Je devais donc le croire sur parole. Je ne me voyais pas reprendre rendez-vous avec Isabelle Van Enhoorte pour lui en parler. C’était le parfait moyen pour me ridiculiser et me faire discréditer.

— Et avez-vous découvert d’autres éléments marquants dans ce bureau ?

— Non, et nous avions décidé de poursuivre pour espérer en apprendre un peu plus sur cette civilisation. La plupart des pièces étaient condamnées ou trop dangereuses. Je regardais quand je pouvais à travers les portes ou murs effondrés. Derrière l’un d’eux, je me souviens avoir vu des sortes de mannequins.

— Des mannequins ? Comme dans un magasin de vêtements ?

— Oui, ça avait une forme humaine, mais c’était pas beau. Tout noir avec des fils qui dépassaient de partout et un côté mécanique repoussant.

Je grimaçai de dégoût à l’écoute de cette description et émis un petit son nasillard.

— Au détour d’un couloir, nous aperçûmes de la lumière naturelle. C’était une partie de la façade de l’immeuble qui était détruite. Nous y avions vu une opportunité pour observer la ville d’un peu plus haut.

— Qu’avez-vous découvert d’intéressant avec ce nouvel angle ? demandai-je d’un ton avide.

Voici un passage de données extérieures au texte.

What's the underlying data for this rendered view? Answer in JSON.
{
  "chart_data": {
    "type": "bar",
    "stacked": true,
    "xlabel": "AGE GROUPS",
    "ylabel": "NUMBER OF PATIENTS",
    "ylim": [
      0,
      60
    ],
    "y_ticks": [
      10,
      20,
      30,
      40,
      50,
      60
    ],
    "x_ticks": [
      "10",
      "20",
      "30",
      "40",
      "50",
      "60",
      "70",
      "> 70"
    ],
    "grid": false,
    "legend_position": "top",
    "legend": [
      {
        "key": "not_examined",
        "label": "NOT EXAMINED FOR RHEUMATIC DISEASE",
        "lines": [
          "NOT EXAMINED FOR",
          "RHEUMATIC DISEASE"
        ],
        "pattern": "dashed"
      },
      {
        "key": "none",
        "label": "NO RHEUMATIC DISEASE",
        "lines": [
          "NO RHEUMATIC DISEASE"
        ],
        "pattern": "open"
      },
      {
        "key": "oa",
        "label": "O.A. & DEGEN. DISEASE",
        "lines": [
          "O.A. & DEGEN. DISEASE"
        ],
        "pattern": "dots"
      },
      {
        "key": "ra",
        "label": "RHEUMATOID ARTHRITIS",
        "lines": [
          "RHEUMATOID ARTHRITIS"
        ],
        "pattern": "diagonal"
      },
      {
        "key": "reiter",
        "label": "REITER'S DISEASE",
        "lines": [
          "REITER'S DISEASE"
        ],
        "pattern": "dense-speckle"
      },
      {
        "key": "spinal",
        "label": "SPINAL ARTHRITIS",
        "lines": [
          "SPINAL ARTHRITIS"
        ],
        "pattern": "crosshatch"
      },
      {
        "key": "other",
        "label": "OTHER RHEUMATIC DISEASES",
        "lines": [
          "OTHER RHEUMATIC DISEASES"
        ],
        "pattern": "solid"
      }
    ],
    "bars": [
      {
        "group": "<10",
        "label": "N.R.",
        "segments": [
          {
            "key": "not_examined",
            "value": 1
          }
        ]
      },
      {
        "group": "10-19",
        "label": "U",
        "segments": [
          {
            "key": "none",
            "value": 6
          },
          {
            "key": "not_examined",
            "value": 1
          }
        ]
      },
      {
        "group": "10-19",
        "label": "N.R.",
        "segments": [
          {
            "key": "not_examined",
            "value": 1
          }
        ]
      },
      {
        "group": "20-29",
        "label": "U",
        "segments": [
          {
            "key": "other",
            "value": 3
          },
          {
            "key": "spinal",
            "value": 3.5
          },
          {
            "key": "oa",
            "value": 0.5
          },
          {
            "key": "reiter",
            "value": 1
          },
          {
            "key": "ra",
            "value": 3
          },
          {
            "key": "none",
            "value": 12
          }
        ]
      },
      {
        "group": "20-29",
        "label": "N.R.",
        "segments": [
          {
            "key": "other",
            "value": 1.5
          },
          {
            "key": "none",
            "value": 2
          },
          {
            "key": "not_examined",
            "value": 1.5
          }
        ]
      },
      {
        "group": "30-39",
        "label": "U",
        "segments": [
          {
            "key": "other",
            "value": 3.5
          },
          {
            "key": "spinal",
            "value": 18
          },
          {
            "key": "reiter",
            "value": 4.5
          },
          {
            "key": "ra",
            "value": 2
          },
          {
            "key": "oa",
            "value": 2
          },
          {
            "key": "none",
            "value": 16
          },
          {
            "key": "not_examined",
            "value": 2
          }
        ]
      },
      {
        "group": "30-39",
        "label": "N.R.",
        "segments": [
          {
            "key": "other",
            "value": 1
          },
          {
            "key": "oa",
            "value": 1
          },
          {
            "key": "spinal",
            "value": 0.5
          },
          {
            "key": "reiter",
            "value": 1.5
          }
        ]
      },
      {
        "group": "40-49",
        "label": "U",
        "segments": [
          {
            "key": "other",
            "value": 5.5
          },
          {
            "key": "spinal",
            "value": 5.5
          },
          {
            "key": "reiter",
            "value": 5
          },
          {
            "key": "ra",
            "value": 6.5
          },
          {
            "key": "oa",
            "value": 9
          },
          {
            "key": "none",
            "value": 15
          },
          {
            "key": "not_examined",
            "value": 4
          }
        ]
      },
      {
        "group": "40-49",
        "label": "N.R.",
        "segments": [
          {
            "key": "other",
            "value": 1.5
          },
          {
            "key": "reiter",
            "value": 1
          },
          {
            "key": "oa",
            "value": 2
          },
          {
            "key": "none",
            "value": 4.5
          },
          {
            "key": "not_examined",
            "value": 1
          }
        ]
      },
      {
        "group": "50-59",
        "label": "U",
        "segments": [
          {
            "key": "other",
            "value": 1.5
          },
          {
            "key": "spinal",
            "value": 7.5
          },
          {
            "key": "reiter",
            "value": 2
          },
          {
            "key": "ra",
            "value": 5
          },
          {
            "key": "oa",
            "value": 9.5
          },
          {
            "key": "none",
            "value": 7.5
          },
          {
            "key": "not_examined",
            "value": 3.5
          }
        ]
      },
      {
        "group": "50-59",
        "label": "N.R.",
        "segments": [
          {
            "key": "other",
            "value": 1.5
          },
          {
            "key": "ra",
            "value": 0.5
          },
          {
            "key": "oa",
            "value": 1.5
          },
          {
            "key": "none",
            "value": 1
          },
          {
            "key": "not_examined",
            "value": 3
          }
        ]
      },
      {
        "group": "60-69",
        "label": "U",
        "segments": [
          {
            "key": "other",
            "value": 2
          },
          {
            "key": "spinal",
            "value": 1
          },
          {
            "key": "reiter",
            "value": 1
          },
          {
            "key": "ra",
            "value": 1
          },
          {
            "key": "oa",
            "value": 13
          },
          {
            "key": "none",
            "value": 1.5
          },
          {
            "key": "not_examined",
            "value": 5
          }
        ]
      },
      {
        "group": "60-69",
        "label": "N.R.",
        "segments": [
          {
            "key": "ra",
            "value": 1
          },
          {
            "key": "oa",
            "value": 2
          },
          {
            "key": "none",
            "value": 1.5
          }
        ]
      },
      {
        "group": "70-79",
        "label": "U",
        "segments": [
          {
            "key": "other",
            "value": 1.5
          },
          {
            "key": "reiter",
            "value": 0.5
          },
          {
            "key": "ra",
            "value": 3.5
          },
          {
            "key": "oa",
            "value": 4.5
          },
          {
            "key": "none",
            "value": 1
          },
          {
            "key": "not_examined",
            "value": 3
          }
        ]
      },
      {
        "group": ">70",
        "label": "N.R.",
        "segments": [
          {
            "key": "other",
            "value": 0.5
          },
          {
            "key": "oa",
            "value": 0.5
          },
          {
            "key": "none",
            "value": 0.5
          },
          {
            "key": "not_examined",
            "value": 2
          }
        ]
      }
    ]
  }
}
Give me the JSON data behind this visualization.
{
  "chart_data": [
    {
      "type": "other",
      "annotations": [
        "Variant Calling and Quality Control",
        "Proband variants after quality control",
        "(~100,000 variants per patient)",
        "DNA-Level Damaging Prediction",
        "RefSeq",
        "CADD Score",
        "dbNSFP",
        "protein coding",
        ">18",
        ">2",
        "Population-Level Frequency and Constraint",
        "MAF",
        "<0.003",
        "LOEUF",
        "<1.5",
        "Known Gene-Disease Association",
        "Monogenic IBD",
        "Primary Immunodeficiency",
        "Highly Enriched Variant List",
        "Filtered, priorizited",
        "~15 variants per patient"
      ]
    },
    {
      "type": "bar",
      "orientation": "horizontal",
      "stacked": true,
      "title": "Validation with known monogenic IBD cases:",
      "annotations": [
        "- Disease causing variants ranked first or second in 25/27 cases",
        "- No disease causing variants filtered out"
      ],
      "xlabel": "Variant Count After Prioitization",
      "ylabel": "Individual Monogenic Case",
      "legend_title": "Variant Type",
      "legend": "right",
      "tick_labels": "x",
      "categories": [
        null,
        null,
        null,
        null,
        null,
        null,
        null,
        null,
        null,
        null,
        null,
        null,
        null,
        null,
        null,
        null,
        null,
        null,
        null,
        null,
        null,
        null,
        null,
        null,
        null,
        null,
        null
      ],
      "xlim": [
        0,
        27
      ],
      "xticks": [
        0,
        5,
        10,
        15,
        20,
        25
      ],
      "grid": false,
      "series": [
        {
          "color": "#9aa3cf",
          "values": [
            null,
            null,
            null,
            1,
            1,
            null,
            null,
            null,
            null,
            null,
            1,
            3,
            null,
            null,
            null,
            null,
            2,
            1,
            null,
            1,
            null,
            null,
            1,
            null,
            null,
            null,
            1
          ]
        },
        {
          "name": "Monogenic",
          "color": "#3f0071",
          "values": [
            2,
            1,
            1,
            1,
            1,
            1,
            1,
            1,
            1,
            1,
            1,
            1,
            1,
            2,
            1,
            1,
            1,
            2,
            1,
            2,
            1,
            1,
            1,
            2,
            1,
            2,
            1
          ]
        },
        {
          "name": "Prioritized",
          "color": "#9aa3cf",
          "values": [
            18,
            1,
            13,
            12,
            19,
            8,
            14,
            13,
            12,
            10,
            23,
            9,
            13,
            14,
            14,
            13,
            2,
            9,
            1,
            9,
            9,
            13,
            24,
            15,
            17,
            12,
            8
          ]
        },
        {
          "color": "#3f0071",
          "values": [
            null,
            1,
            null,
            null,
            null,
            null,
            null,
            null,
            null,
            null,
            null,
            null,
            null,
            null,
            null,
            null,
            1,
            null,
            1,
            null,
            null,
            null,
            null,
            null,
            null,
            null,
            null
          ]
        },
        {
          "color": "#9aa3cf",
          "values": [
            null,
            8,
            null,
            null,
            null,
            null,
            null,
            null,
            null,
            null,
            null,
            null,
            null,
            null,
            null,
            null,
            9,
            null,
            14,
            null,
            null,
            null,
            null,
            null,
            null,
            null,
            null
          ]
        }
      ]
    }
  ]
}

— Le brouillard limitait considérablement notre vue, qui ne dépassait probablement pas deux ou trois kilomètres. Mais nous pûmes constater le champ de ruines et la désolation du paysage. C’était toujours mort et silencieux. De nombreuses carcasses des machines haineuses éparpillées provenaient d’un point unique. C’était une forme tout aussi étrangère, une silhouette taillée en pointe, avachie au sol, noire et en partie camouflée par la brume locale. Elle était couverte de très longues tiges. Je pensais à un entrepôt ou un hangar qui devait stocker ces engins s’ils venaient de là-bas. Puis Francis nous alerta.

— Qu’avait-il trouvé ?

Le ton de ma voix m’étonna. On aurait dit un gamin excité par l’histoire racontée par son papy. Malgré son côté extravagant, je me passionnais tout en refusant de l’admettre. Je tâchais de toujours me montrer sceptique pour éviter que Hernandez ne se sente pousser des ailes et parte en vrille dans un délire à dormir debout.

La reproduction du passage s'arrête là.